Binz: Boot im Abendlicht
Manche Dinge stehen vermutlich nur am Strand, damit Touristen sie fotografieren können – so wie dieses Boot.

Schwieriges (grünes) Licht

Je später der Abend, desto heftiger die Kontraste zwischen künstlicher Beleuchtung und nächtlicher Dunkelheit. Dies gilt auch in einer kleineren Stadt wie Binz. Um überhaupt einen Stich landen zu können, nehme ich für gewöhnlich dreimal das gleiche Bild mit unterschiedlicher Belichtung auf. So auch hier: Meine beiden Olympus-Kameras bieten die Möglichkeit, hierfür eine Belichtungsreihe aufzunehmen, sodass ich für mehrere Aufnahmen nur einmal auslösen muss. Ein Stativ ist natürlich Pflicht! Hinterher verrechne ich die Fotos in Lightroom zu einem und hole mir so den maximal möglichen Dynamikumfang ins Bild.
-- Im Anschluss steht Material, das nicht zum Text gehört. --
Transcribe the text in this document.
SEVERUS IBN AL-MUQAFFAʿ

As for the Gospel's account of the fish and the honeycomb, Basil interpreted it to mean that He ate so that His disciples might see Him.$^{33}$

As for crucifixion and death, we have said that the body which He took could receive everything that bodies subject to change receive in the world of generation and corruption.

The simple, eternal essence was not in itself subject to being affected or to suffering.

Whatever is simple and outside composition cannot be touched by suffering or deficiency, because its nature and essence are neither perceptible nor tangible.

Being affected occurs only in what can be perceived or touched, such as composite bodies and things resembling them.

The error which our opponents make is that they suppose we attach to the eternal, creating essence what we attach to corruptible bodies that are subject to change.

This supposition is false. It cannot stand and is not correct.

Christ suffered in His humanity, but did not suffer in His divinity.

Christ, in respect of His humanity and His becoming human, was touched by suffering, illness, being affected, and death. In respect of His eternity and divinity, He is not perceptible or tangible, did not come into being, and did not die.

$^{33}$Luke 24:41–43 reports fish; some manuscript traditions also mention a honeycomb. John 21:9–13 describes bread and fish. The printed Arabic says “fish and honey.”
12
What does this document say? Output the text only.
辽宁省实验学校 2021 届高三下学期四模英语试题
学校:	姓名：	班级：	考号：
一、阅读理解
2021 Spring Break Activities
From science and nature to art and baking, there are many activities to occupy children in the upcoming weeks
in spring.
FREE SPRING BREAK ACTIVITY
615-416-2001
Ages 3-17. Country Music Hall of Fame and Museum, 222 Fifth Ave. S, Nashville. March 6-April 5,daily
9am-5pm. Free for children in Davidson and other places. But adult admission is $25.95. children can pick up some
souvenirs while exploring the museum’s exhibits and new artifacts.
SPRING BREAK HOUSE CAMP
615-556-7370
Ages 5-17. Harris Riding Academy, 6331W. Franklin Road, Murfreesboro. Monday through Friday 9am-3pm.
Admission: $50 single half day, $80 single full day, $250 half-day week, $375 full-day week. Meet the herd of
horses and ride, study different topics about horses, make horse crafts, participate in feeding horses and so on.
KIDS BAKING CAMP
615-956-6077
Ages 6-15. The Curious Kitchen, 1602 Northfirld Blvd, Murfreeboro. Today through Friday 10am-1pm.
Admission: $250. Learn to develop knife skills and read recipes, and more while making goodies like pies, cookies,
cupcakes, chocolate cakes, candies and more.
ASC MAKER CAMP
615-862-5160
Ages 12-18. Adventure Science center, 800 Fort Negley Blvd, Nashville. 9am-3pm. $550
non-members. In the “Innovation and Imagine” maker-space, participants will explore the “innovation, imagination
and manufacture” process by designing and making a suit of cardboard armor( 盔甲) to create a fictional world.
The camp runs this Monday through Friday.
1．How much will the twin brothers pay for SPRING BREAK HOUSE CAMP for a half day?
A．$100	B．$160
Erschwerend kam diesmal hinzu, dass der Weißabgleich im Kunstlicht auf der Binzer Seebrücke bei mir komplett danebengelegen hat. Alle Bilder hatten einen krassen Grünstich, den ich vermutlich durch eine andere Weißabgleicheinstellung hätte entfernen können. Da es schon spät und ich zu faul war, habe ich das hinterher in Lightroom korrigiert. Schon deswegen fotografiere ich IMMER im Raw-Format und nie nur JPEG.

Kurhaus
Das Kurhaus in Binz, das vermutlich jeder fotografiert, der hier vorbeikommt. Wegen der Langzeitbelichtung verschwimmt der Straßenmusiker vorm Tor.
Blick von der Seebrücke auf Binz
Im Abendlicht macht Binz was her. Leider war der Himmel komplett wolkenfrei, dafür aber schön farbig.
Das Kurhaus von der Seebrücke aus
Die Perspektive habe ich zugegenermaßen von einem vor mir fotografierenden Herrn übernommen. Die Aufnahme entstand als HDR aus drei Einzelfotos.